Что с Лизой может быть дальше? Вполне вероятно, что ее перемелют мудрыми людьми устроенные жернова. Через год-другой она станет грамотно выученным специалистом, у нее появятся свои незаметные и маленькие радости, понятные лишь посвященным и совершенно непонятные непосвященным, и на жажду власти она будет смотреть свысока, как на невроз. Просто как на невроз. Она снимет, наконец, свои траурные одежды — униформу сестер-фанатичек. Патриархи ведомства, в которое она погружалась все глубже, такие жернова предусмотрели.

Так же допустимо, что некоторые люди, отдающие почти всегда при выборе предпочтение мужикам, купятся на ее отличные баллы и чисто русскую околовоенную родословную. Это много значит в некоторых делах на Москве. Кстати, там есть место и не таким стервам, если уж называть вещи своими именами.

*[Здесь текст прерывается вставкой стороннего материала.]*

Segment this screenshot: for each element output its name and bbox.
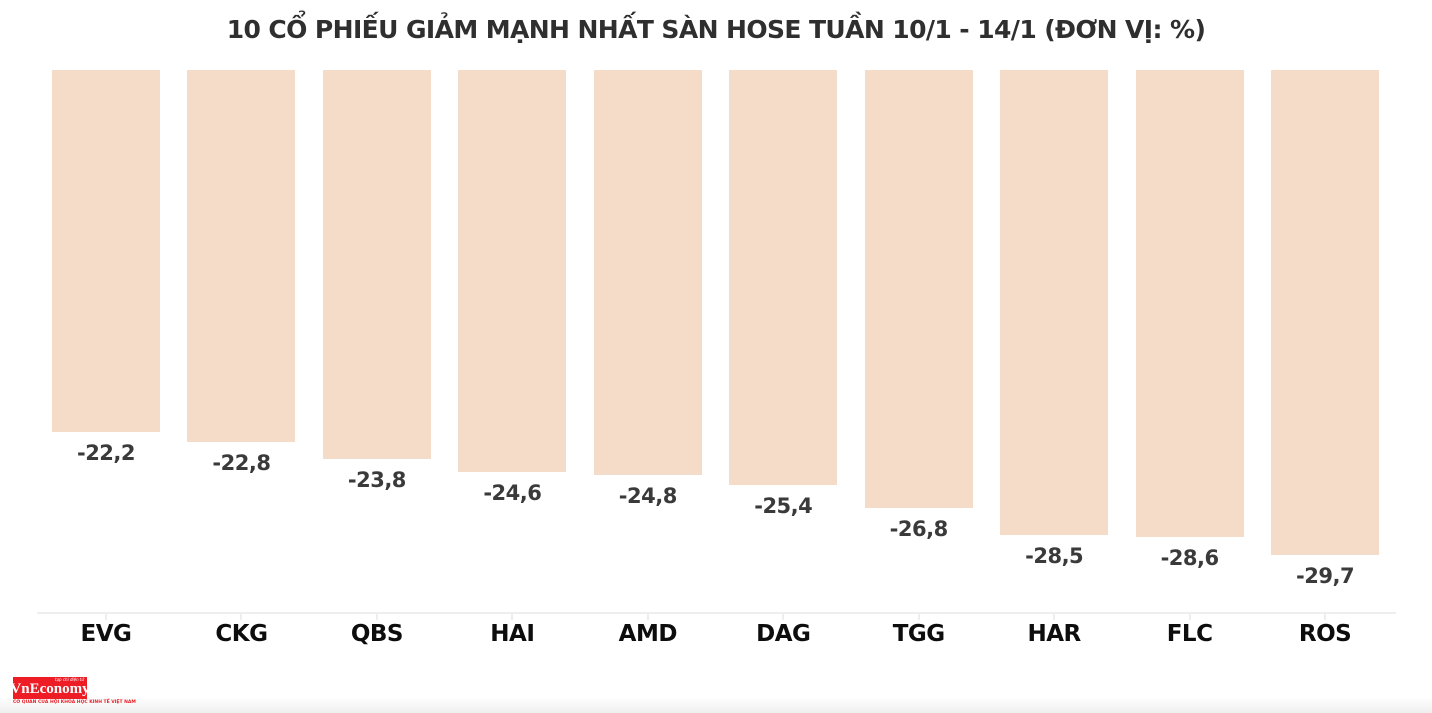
logo-wordmark: VnEconomy [10, 681, 90, 697]
bar-AMD [593, 70, 702, 475]
bar-column: -24,6 [458, 70, 567, 506]
bar-EVG [52, 70, 160, 433]
axis-tick [917, 613, 920, 620]
category-label-QBS: QBS [350, 621, 404, 647]
bar-value-label: -29,7 [1296, 563, 1355, 588]
category-label-TGG: TGG [892, 621, 945, 647]
plot-area: -22,2 -22,8 -23,8 -24,6 -24,8 -25,4 -26,8 -28,5… [0, 70, 1432, 612]
bar-column: -28,6 [1135, 70, 1244, 571]
bar-ROS [1271, 70, 1380, 555]
axis-tick [1053, 613, 1056, 620]
category-label-FLC: FLC [1166, 621, 1213, 647]
bar-value-label: -25,4 [754, 493, 813, 518]
logo-tagline-top: tạp chí điện tử [55, 677, 84, 682]
bar-TGG [864, 70, 973, 508]
bar-HAR [1000, 70, 1109, 536]
logo-tagline-bottom: CƠ QUAN CỦA HỘI KHOA HỌC KINH TẾ VIỆT NA… [13, 700, 136, 705]
vneconomy-logo: tạp chí điện tử VnEconomy CƠ QUAN CỦA HỘ… [10, 677, 136, 705]
bar-column: -28,5 [1000, 70, 1109, 569]
bar-value-label: -22,8 [212, 451, 271, 476]
bar-value-label: -28,6 [1160, 545, 1220, 570]
axis-tick [1324, 613, 1327, 620]
axis-tick [511, 613, 514, 620]
axis-tick [1188, 613, 1191, 620]
bar-DAG [729, 70, 838, 485]
bar-CKG [187, 70, 296, 443]
bar-value-label: -22,2 [76, 441, 136, 466]
bar-HAI [458, 70, 567, 472]
bar-column: -26,8 [864, 70, 973, 542]
axis-tick [105, 613, 107, 620]
bar-column: -24,8 [593, 70, 702, 509]
bar-value-label: -26,8 [889, 516, 949, 541]
bar-column: -23,8 [322, 70, 431, 493]
chart-title: 10 CỔ PHIẾU GIẢM MẠNH NHẤT SÀN HOSE TUẦN… [226, 15, 1206, 44]
category-label-HAI: HAI [490, 621, 535, 647]
bar-column: -22,2 [52, 70, 160, 466]
axis-tick [375, 613, 378, 620]
bar-value-label: -23,8 [347, 467, 407, 492]
bar-value-label: -24,8 [618, 483, 678, 508]
category-label-AMD: AMD [618, 621, 678, 647]
bar-column: -29,7 [1271, 70, 1380, 589]
bottom-shadow-strip [0, 697, 1432, 713]
category-label-HAR: HAR [1027, 621, 1082, 647]
bar-value-label: -28,5 [1025, 544, 1084, 569]
axis-tick [782, 613, 785, 620]
category-label-EVG: EVG [80, 621, 132, 647]
vneconomy-logo-box: tạp chí điện tử VnEconomy [10, 677, 90, 699]
category-label-CKG: CKG [215, 621, 268, 647]
category-label-ROS: ROS [1298, 621, 1352, 647]
axis-tick [646, 613, 649, 620]
bar-FLC [1135, 70, 1244, 537]
bar-column: -22,8 [187, 70, 296, 476]
bar-QBS [322, 70, 431, 459]
bar-value-label: -24,6 [483, 480, 542, 505]
axis-tick [240, 613, 243, 620]
bar-column: -25,4 [729, 70, 838, 519]
x-axis-line [37, 612, 1396, 614]
category-label-DAG: DAG [756, 621, 811, 647]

Свои имена: местные спецы, полностью располагая некоторыми компактными и постоянными по населению барачными городками для лесорубов, ставили здесь свои романтичные и смелые эксперименты над мужскими коллективами. Оттого местные спецы не могут не быть впереди планеты всей в механике управления обществом. Они обнаружили крайне эффективные и весьма любопытные вещи и долгой практикой наработали элегантные, Боже, до чего же элегантные методики и решения! Но они, скорее всего, откусят себе язык, чем признаются в этом. Потому что нельзя вслух сказать, где они это нашли и какой ценой. Неэтично. Настолько неэтично, что выйдет международный скандал. Они только скрежещут зубами, видя вместо своих имен чужие, когда эти самые технологии приходят из-за бугра. Увы, какие бы ни были они продвинутые специалисты, их образ жизни не располагает давать свои имена…

Любопытство редко ходит под руку с приличием. Вернее, ходить-то они иногда ходят, но не далеко уйдут.

В этом случае Лизка пропадет с горизонта. Никто из старых знакомых не сможет ее найти. У нее получится насыщенная и интересная жизнь. Отчего нет? Вот только под старость она будет кричать по ночам и просыпаться в холодном поту.

Но вполне может быть, что и нет.

Капли дождя равномерно ложились на лобовое стекло. Добрый День протянул руку и включил зажигание. Качнул два раза педаль газа — иначе эта старушка не заведется. Так. Давай, давай, давай. Вот. Пошло. Все, сейчас в машине будет тепло.

Девица пришла — девица ушла. И хрен с ней. Самое время зайти к клиенту в гости. Да вот беда, сосед у него.

Именно сосед: за последние шесть часов, что Добрый День сидел под окном, через подъезд прошел только мальчик с болонкой. Но это было еще до дождя. А сейчас на кухне у клиента сидит спиной к окну сосед в белом. Халат, что ли, на нем? Может, пиджак такой?

Добрый День вполне мог нанести визит и сейчас. Ему не привыкать. Но нарушать инструкцию он не смел. Ее ведь неглупые люди придумали. Так что сиди солдат, жди.

В окопе под таким дождем — фигово. Мутнеет на душе и не согревает водка. А в теплой машине — отчего и не посидеть?

И он сидел. Но целый час сосед торчал на кухне в потемках, клиент выходил в другую комнату, то опять возвращался; черт их поймет, что у них там за дела.

Потом Добрый День не выдержал и снял наблюдение. Включил ближний свет и отправился домой спать.